Il a donc été décidé ce qui suit, en application de l'article L. 911-1 du Code de la sécurité sociale, après information et consultation du comité social et économique.
Article 1 – Modifications apportées à l’accord d’entreprise
Catégorie objective de personnel :
Le présent accord couvre l’ensemble des :
-Salariés relevant des articles 2.1 et 2.2 de l’ANI du 17 novembre 2017 relatif à la prévoyance des cadres et assimilés
Et
-Salariés ne relevant pas de l’article 2.1 et 2.2 de l’ANI du 17 novembre 2017 relatif à la prévoyance non-cadres
Sans condition d'ancienneté
L’adhésion revêt un caractère obligatoire, l’ensemble des salariés visés par le régime sont obligés de cotiser.
Maintien de la garantie pendant la suspension du contrat de travail du salarié
- Conformément aux dispositions du BOSS et de l’article L.242-1 du Code de la Sécurité sociale, les garanties sont maintenues aux salariés dans les cas de suspension du contrat de travail donnant lieu à indemnisation. Lorsque pendant une période de suspension du contrat de travail, le salarié bénéficie soit d'un maintien de salaire (total ou partiel), soit d'indemnités journalières complémentaires financées au moins pour partie par l'employeur, soit d’un revenu de remplacement versé par l’employeur (notamment activité partielle ou période de congé rémunéré par l’employeur), les garanties prévues par le présent régime ainsi que la participation de l’employeur, éventuellement plus favorable, doivent être maintenues pendant toute la durée de suspension du contrat de travail indemnisée. - Les cotisations et prestations sont calculées sur la base d’une reconstitution de la rémunération mensuelle des salariés soumise à cotisations de sécurité sociale. Le salaire de référence servant de base au calcul est égal à 4 fois le montant des rémunérations fixes soumises à cotisations versées au cours des 3 mois précédents l’incapacité. - A contrario, l'employeur n'a pas d'obligation de maintenir le régime collectif obligatoire ainsi que sa participation au profit des salariés en suspension de contrat de travail non indemnisée. L'exclusion de l'assiette des cotisations de sécurité sociale des contributions patronales ne peut donc pas être remise en cause au motif que le régime n'organiserait pas le maintien des garanties et de la contribution de l'employeur au profit des salariés en suspension de contrat de travail non indemnisée.
Taux et répartition des cotisations
Part salariale : 1/3, part patronale 2/3
Garanties
A titre indicatif, le descriptif des garanties figure en annexe du présent avenant.

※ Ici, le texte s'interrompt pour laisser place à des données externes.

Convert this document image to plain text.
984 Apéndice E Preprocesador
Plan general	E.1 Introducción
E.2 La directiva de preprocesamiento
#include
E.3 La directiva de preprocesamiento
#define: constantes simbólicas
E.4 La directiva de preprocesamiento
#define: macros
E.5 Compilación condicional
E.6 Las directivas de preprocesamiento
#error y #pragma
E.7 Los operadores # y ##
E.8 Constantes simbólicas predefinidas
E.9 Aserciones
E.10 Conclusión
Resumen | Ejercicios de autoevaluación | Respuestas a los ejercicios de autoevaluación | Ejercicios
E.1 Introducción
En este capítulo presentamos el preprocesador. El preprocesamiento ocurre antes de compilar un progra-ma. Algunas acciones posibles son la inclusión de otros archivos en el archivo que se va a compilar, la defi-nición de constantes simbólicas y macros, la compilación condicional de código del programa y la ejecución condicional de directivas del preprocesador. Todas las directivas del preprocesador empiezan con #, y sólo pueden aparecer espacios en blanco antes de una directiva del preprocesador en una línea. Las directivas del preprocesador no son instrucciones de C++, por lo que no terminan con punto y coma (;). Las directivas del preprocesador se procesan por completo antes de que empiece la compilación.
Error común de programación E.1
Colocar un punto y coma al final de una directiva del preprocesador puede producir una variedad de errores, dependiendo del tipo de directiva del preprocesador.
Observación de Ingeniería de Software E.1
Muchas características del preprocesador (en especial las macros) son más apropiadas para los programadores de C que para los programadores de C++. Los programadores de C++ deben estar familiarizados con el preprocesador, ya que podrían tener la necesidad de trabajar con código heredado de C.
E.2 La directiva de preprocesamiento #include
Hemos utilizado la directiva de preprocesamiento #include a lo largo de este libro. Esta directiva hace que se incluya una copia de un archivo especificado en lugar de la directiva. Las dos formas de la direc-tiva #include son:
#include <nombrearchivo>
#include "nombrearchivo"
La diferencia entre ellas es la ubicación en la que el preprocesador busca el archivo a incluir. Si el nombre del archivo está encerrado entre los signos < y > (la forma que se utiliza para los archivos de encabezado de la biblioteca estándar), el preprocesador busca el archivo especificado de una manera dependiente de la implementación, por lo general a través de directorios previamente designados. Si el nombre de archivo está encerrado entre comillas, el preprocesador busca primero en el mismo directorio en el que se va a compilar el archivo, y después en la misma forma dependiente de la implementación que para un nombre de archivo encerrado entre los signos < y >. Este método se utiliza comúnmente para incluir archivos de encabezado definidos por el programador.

Maintien de la garantie après rupture du contrat de travail du salarié - portabilité des droits
Sous réserve de justifier de leur situation, les anciens salariés dont le contrat de travail a fait l’objet d’une rupture ouvrant droit à indemnisation de l’assurance chômage, à l’exclusion d’un licenciement pour faute lourde, continuent à bénéficier du contrat d’assurance, dans les conditions définies à l’article L.911-8 du Code de la sécurité sociale pour toute rupture de contrat de travail. Les modalités de la portabilité des droits figurent dans la notice d’information.
Changement organisme assureur – rentes en cours de service
Nonobstant les dispositions de la loi Evin n°89-1009 du 31 décembre 1989, conformément à l'article L. 912-3 du Code de la sécurité sociale, en cas de changement d'organisme assureur, les rentes en cours de service, à la date de changement d'organisme assureur, continueront à être revalorisées selon le même mode que le contrat précédent. Les garanties décès seront également maintenues au profit des personnes bénéficiant des prestations incapacité ou invalidité à la date d'effet de la résiliation du contrat d'assurance. La revalorisation des bases de calcul des différentes prestations relatives à la couverture du risque décès est au moins égale à celle déterminée par le contrat de l'organisme assureur qui a fait l'objet d'une résiliation. Les prestations décès, lorsqu'elles prennent la forme de rente, continuent à être revalorisées après la résiliation du contrat de garanties collectives.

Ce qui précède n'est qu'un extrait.